During that same spring weekend, Mr. Obama also joked at the White House Correspondents' Association dinner. No one except the president's inner circle knew what was playing in the background. The following day, May 1, 2011, Mr. Obama announced that bin Laden was dead.

In his address Tuesday night, the Navy SEALs also played a major role, providing a kind of coda for the president's call for unity in Washington.

"When you're marching into battle, you look out for the person next to you, or the mission fails," Mr. Obama said in his speech. "When you're in the thick of the fight, you rise or fall as one unit, serving one nation, leaving no one behind."

In a predawn White House statement, Mr. Obama praised U.S. Special Operations Forces who rescued Buchanan and the Dane, who had been kidnapped at gunpoint by Somali pirates in October.

"As Commander-in-Chief, I could not be prouder of the troops who carried out this mission, and the dedicated professionals who supported their efforts," Mr. Obama said in a statement.

A U.S. official speaking on condition of anonymity to discuss the top secret operation, said the SEAL team parachuted into the area and got to the rescue site on foot. The official said U.S. Air Force special operations planes carried the SEALs to the parachute drop zone, and Army special operations helicopters carried the raiders and their hostages to safety.

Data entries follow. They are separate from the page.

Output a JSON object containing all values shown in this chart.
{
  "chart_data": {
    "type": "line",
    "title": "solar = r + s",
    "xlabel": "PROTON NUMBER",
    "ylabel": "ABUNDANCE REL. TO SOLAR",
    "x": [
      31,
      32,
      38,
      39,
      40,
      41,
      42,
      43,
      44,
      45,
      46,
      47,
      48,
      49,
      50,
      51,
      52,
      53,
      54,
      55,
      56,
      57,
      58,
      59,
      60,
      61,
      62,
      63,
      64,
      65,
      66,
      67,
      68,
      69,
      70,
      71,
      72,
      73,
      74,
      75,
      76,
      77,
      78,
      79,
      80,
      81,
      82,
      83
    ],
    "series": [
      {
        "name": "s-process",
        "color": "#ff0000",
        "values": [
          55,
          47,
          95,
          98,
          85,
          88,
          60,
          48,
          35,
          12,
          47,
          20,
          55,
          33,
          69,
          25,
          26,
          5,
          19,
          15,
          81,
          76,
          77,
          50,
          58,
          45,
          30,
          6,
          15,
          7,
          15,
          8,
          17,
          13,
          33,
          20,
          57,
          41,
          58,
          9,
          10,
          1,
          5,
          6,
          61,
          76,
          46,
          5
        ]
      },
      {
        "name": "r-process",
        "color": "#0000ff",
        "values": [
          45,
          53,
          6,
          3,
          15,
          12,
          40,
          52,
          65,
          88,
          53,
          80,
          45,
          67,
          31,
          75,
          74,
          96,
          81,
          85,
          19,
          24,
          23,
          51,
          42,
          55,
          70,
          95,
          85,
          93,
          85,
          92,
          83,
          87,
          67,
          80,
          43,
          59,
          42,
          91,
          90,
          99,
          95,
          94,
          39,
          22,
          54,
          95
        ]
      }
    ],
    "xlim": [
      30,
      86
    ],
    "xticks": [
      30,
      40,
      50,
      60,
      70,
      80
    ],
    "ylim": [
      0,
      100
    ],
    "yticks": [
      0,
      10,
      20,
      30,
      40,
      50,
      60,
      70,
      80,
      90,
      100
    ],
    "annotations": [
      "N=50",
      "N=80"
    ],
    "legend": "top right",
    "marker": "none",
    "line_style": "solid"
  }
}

Panetta, in a statement, said Buchanan and Hagen Thisted "have been transported to a safe location where we will evaluate their health and make arrangements for them to return home." He said the two hostages were not harmed during the operation, and no U.S. troops were killed or injured.

"This was a team effort and required close coordination, especially between the Department of Defense and our colleagues in the Federal Bureau of Investigation," Panetta said.